Second, the availability of credit will be limited. Since the private banks are not
allowed to create loans, when the loan’s demand exceeds supply in market, the
central bank would extend loans directly to the public or through banks (Dixhoorn,
2013). In other words, when the money supply exceeds country’s production, it
would become additional money and central bank is forced to provide reserves
for public or banks to avoid credit crunch (Dixhoorn, 2013). Additionally,
unregulated high-yield debt issuers may take over the bank’s role as debt issuers
in the market (Wikipedia, 2017), hence destabilizing economy and causing
financial crises.
Thirdly, with 100 percent reserve requirement, the money is not invested, hence
no return can be obtained by depositors. If there is inflation, depositors are
exposing risk of losing money. However, there would not be a problem if there
is no inflation (Dixhoorn, 2013).
2.4 Examples
The debt-free money system can be found in the Positive Money and the New
Economics Foundation (NEF) Reform Proposal (Jackson and Dyson, 2012). In
reality, the closest example of the implementation of debt-free money system is
by Guernsey, an island in the English Channel off the coast of Normandy. In
Guernsey, the government issues their own currency for nearly 200 years. The
government issues money when it needs to pay for a work. It is not simply created
by loans. The government calculate the money supply transparently and watch
inflation closely. The calculation is open to public on their website (Guernsey,
2017).
3 Conclusion
The starting point of this study is that the idea of continuing economic growth
would no longer sustainable and desirable as it fails to improve people’s quality
of life. Hence, the idea of steady-state economy emerged (mostly in wealthy
countries) which proposes three features: constant stocks, constant flows and
sustainable scale (O’Neill, 2012). There are different ways to achieve a steady-
state economy. For example, limit resource use, reduce inequality, full-reserve
banking, and new progress indicators etc. This paper aims to analyze the debt-
free money system, which is one of the proposals of full-reserve banking, discuss
how this system helps to achieve a steady-state economy, state the obstacles or
concerns when implementing this system and show real-life examples.

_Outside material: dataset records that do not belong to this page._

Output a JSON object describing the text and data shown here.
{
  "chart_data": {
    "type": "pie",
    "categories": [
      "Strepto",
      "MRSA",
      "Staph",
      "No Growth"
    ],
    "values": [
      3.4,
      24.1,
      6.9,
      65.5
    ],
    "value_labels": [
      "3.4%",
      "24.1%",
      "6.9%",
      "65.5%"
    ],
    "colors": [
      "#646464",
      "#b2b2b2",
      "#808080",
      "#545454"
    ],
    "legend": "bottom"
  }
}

The debt-free money system has three main features: money issued only by
central bank, prohibition of loans created by banks (which means 100% reserve
requirement) and constant inflow of money (section 2.1). This system is proposed
as it would help to achieve a steady-state economy which mainly controls
inflation and financial problems section 2.2). However, we have to concern about
what is meant by debt-free money when money itself is a debt which I have stated
in section 2.3. Lastly, the closest example to the debt-free money system I found
is the Guernsey banking system (section 2.4).